The second step to good parenting is by showing affection. When the late Channing Pollock, the playwright, was a child, he was taken by his parents to a party. A little girl was present. The children played together until they ran out of ideas, when young Channing said to the girl, “Let’s hide behind this curtain and maybe no one will know we’re here.” “Maybe no one will care,” she replied. That’s about the saddest reply a child can make. “Maybe no one will care.” Even though you may not be big on being affectionately demonstrative it’s essential for parents to communicate love. There was a study undertaken some years ago that relates to this. It was conducted on a group of boys in nursery school. In the first part of the study the boys were given 18 pieces of candy. They were allowed to keep the candy for themselves or, if they chose, they were free to share the candy with their two closest friends. In the second part of the study the boys were asked questions about their fathers. These answers were rated by an outside observer. What came out of this study was a close correlation between boys who were most generous in giving away their candy and those who saw their fathers as the warmest and most affectionate. The boys were not only more generous, but on other tests they also turned out to be more cooperative, sympathetic and kinder than the boys who perceived their father in a less favorable light. It’s superfluous to say how important it is that a child feel loved. Sometimes we fathers forget, though. Boys often aren’t conditioned to express their feelings as freely as women. By not making an intentional effort to communicate our love for our children, we do them a great disservice.

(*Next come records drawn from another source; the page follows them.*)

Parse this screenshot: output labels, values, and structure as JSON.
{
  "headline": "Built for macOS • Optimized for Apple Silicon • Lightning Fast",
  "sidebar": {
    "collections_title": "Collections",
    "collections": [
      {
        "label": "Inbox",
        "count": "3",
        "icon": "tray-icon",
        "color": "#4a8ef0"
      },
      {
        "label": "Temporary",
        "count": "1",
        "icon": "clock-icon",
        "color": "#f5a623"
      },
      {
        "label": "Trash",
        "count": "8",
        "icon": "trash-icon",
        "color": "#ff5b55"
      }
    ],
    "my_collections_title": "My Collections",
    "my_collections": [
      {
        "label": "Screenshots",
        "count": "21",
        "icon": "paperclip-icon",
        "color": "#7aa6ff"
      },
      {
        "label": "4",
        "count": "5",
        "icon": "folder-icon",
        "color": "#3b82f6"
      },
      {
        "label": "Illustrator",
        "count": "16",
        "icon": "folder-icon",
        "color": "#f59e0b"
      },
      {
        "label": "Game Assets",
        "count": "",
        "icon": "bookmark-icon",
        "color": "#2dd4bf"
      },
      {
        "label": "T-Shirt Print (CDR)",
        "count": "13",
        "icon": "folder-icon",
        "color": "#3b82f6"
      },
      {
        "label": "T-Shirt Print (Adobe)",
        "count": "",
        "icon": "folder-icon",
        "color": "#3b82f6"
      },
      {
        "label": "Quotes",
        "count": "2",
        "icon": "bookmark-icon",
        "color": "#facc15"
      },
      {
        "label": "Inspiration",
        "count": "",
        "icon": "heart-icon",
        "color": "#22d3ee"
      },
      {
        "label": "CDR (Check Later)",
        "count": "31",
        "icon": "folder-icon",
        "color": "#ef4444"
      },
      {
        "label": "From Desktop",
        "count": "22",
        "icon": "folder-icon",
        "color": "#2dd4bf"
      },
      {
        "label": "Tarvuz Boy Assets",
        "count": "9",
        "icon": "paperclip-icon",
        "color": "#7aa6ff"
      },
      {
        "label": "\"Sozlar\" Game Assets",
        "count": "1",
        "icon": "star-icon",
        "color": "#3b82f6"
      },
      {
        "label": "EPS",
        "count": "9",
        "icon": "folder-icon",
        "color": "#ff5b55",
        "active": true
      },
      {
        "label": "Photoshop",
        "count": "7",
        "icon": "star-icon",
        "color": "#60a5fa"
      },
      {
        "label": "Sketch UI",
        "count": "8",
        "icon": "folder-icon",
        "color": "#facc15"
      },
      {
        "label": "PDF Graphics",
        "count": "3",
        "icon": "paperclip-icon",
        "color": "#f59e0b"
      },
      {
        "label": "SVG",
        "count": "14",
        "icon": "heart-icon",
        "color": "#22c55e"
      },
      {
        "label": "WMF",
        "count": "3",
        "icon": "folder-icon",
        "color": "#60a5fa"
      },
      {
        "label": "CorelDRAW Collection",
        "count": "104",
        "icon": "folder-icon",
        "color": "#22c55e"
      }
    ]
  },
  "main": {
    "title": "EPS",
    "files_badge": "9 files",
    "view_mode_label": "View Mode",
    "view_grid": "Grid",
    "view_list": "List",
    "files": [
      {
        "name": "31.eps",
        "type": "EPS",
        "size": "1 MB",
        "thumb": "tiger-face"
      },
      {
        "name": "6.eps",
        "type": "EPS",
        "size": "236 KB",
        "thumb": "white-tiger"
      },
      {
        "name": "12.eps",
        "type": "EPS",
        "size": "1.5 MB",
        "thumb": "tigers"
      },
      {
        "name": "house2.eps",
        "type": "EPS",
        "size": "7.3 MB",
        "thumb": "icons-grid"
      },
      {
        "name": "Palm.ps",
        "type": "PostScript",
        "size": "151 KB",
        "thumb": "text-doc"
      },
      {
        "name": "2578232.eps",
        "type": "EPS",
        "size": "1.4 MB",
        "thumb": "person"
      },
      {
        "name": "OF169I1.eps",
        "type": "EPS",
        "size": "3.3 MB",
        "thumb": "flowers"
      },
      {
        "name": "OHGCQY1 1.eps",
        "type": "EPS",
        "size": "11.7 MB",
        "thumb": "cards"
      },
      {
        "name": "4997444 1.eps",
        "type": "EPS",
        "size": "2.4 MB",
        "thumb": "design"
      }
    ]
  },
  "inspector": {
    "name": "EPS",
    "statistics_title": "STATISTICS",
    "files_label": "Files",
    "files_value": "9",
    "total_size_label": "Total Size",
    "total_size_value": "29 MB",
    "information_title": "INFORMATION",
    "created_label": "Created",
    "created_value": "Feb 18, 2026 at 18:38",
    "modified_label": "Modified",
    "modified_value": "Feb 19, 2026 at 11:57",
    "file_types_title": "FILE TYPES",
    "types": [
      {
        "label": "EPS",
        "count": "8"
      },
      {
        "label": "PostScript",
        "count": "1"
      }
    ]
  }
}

Of course, the ultimate model for showing affection is Jesus. Jesus showed his love for his disciples through his actions by giving his life for them and for all who follow him. He also once said, “No one has greater love than to give up one’s life for one’s friends.” -John 15:13 (CEB) Jesus showed affection and kindness toward all he encountered, healing the sick, giving sight to the blind, hearing to the deaf and raising the dead, even washing the feet of his disciples. As parents, we too can express affection for our children by not only telling them we love them but by also showing them we love them by listening to them when they speak to us, listening to their problems, and helping them through difficulties. Children not only need to hear they are loved. They also need to see that love demonstrated in action. They need to see that they are loved.

Loving God, help us to become the tender and affectionate parents to our children that you are toward us. This we ask in the name of Jesus, who loves us completely and unconditionally. Amen.

Questions for Reflection

  1. Why is it important for parents to express affection for their children? What role do you think this could play in helping your children to become more emotionally intelligent and empathetic toward others?
  2. The gospel writers portray Jesus expressing his emotions in healthy and positive ways, including anger. Can you find some examples from the gospels of how Jesus could be a model of emotional intelligence for us?
  3. As a parent, can you think of ways that you could show affection to your children that will nurture them to become more emotionally mature?